Along with Puryear, Shaheen is credited with revamping Andersen to tackle the Internet economy. Over the past decade, the company has tripled its staff, increased revenues from $1.6 billion to the $9 billion expected in 1999, and pulled away from the shadow of the company's less profitable tax and accounting arm, Arthur Andersen. The two companies, which separated in 1989, remain embroiled in arbitration over terms of their split.

Today, analysts joke that the only thing Andersen doesn't do is build hardware. The company is bigger than rival strategic consulting firms McKinsey and BCG combined. It competes not only within the Big Five, but also against high-level strategy firms such as McKinsey and outsourcing and systems integration giants including EDS, Computer Sciences, and IBM Global Services.

Who's next?
Whether Andersen will tap its new chief executive from among the older, more seasoned managing partners, such as Jack Wilson or Jim Fisher, is now the key question, industry observers said.

Puryear said Andersen could also opt for a younger Andersen candidate who could provide more long-term stability. Considering that the firm's partner model allows for early retirement at age 56, opting for a choice member of the inner circle could leave just two or three years to lead before that person would likely step down, he said.

"They might get someone in the 40- to 45- [year-old] range who has a good 10 years to provide continuity of leadership," Puryear said.
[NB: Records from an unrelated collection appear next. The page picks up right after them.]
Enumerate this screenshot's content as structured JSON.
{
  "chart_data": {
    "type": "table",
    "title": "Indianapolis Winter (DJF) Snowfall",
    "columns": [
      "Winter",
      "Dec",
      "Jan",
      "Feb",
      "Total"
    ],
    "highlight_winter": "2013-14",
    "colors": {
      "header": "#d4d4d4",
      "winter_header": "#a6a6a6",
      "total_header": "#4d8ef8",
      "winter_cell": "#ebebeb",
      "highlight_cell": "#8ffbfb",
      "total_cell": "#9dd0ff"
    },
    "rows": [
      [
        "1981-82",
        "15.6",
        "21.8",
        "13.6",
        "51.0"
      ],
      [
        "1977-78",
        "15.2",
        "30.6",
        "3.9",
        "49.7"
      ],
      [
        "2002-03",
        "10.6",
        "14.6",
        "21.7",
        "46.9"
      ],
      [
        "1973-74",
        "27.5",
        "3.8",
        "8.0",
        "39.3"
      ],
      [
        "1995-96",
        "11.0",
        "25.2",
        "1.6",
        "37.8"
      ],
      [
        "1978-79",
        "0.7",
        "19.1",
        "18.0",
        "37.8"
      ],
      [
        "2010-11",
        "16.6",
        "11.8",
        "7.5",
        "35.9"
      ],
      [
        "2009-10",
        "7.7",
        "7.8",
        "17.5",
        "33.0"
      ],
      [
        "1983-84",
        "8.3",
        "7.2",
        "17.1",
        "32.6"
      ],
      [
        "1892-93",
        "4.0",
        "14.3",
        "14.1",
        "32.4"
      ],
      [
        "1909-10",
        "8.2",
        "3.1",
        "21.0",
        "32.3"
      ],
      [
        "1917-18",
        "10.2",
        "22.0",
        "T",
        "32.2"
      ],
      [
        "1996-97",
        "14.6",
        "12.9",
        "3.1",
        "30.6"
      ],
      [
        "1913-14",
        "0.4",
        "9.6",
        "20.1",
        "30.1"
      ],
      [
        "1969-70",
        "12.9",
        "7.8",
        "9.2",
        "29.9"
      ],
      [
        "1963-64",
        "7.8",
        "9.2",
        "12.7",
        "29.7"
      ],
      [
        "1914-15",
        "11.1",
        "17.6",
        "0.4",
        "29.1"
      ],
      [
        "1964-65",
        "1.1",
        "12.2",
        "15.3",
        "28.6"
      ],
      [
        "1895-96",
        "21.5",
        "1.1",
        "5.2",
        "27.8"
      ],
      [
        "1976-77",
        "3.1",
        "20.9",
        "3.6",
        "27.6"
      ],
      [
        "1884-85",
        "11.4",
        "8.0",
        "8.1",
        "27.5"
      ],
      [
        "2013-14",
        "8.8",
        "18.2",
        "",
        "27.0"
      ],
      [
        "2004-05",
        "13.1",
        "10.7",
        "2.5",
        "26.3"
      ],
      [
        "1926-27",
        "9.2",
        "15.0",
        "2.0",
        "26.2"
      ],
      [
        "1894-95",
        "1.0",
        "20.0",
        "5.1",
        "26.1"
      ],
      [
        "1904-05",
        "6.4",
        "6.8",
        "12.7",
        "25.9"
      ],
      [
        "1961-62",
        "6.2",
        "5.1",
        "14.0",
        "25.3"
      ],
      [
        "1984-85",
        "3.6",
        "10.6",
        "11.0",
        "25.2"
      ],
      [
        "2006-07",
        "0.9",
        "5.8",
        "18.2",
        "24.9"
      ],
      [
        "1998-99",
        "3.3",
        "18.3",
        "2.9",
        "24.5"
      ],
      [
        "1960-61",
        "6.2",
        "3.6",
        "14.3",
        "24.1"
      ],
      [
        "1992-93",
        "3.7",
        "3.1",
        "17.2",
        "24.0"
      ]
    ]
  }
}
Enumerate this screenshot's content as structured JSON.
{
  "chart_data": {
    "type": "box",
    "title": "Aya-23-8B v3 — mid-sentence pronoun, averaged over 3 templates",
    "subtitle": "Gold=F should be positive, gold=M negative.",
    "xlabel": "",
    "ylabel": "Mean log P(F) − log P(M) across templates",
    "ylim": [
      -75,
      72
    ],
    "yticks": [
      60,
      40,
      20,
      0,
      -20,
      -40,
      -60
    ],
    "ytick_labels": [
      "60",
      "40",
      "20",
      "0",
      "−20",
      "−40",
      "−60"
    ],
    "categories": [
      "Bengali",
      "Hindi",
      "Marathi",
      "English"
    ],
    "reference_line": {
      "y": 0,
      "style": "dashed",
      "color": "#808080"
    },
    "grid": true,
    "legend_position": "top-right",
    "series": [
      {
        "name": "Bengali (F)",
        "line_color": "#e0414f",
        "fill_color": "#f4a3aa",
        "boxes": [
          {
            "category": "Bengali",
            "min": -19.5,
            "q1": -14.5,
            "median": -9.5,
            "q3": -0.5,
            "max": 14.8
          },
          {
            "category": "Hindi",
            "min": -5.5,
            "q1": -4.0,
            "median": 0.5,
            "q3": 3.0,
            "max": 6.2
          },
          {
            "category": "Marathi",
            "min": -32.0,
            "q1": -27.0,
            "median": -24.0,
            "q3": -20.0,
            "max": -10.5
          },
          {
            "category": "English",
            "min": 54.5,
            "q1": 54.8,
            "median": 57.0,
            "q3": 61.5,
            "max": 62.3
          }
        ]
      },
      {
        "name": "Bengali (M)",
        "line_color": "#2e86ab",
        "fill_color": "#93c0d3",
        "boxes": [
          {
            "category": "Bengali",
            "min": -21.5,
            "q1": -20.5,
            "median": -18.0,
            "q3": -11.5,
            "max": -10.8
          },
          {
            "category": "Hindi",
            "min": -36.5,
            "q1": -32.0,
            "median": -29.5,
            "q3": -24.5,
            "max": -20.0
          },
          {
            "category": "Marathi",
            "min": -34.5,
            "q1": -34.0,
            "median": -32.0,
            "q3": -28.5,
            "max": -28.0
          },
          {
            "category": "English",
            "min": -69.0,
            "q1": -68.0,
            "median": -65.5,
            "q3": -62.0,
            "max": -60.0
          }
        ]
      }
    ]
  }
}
A replacement, who will be recommended by Andersen's 12-member oversight committee, is expected to be named in November at the partners' meeting.

Regardless of which Andersen executive is picked, Rodenhauser predicted Andersen will "plod on" without Shaheen.

"It's a supertanker that's just going and going for another 500 miles," he said. "But they're going to lose a lot of people. There are lots of Shaheen disciples."